|
La copie du gouvernement est à revoir
La CFDT porte un jugement réservé sur les annonces gouvernementales en matière de retraites, en particulier sur le passage à 41 ans de cotisation dès 2009.
Principal point de désaccord, le passage à 41 ans de cotisation dès 2009 par la majoration d’un trimestre par an jusqu’en 2012. Bien que prévu par la loi de 2003, cet effort des salariés devait être assorti d’une hausse du taux d’emploi des plus de 55 ans. Or ce taux (38,1 %, en 2006) n’a pratiquement pas évolué depuis cinq ans. Le déclenchement du passage à 41 ans sera, de ce fait, « inefficace sur le financement des retraites, affirme Jean-Louis Malys, secrétaire national, parce qu’il ne permettra aucune rentrée immédiate de cotisation.
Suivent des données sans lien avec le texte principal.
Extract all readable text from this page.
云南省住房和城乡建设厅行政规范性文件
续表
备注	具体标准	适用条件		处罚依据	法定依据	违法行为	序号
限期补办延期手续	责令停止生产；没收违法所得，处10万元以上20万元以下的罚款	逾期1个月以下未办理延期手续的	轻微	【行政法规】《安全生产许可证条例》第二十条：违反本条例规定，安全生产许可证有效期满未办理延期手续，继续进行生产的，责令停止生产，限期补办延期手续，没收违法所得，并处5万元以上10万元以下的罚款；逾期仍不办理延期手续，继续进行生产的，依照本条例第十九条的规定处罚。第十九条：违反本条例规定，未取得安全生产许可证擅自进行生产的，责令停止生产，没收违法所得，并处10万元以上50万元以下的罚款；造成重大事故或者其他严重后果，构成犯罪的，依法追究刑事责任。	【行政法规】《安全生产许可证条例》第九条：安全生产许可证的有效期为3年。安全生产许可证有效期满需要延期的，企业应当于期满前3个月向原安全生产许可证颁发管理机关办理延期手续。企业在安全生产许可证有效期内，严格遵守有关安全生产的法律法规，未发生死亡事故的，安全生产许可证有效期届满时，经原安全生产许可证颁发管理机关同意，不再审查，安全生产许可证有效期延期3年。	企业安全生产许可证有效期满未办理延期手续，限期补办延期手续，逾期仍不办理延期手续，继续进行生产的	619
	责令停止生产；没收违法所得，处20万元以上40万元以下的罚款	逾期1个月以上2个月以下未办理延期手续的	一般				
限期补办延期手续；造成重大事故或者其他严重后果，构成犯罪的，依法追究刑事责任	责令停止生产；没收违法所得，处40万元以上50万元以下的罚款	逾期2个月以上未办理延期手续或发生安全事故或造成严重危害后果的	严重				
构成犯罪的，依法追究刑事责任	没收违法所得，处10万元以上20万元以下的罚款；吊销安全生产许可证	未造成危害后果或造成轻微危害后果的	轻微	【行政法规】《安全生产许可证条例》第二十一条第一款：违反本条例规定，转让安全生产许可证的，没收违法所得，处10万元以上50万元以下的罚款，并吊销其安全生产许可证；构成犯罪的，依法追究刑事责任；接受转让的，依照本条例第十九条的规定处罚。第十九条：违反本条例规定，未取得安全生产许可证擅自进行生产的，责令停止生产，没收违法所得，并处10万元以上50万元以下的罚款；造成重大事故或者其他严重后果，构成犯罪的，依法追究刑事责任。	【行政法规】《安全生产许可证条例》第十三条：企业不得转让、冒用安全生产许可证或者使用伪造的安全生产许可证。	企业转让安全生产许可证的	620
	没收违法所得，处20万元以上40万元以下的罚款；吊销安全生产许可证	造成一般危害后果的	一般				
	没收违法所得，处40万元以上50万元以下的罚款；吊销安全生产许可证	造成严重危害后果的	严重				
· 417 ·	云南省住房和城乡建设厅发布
De surcroît, il est injuste car il pénalise les salariés en activité et ceux dont la carrière est incomplète, qui verront ainsi leur décote augmenter ». Sur l’antenne de LCI (voir l'émission sur le site de LCI), le 29 avril, François Chérèque a d’ailleurs proposé d’augmenter de 0,5 % les cotisations vieillesse des entreprises jusqu’à ce que l’emploi des seniors se soit hissé au niveau moyen européen, et de passer seulement alors aux 41 ans de cotisation. « Il s’agit de faire payer provisoirement aux entreprises l’effort qu’elles n’ont pas fait. »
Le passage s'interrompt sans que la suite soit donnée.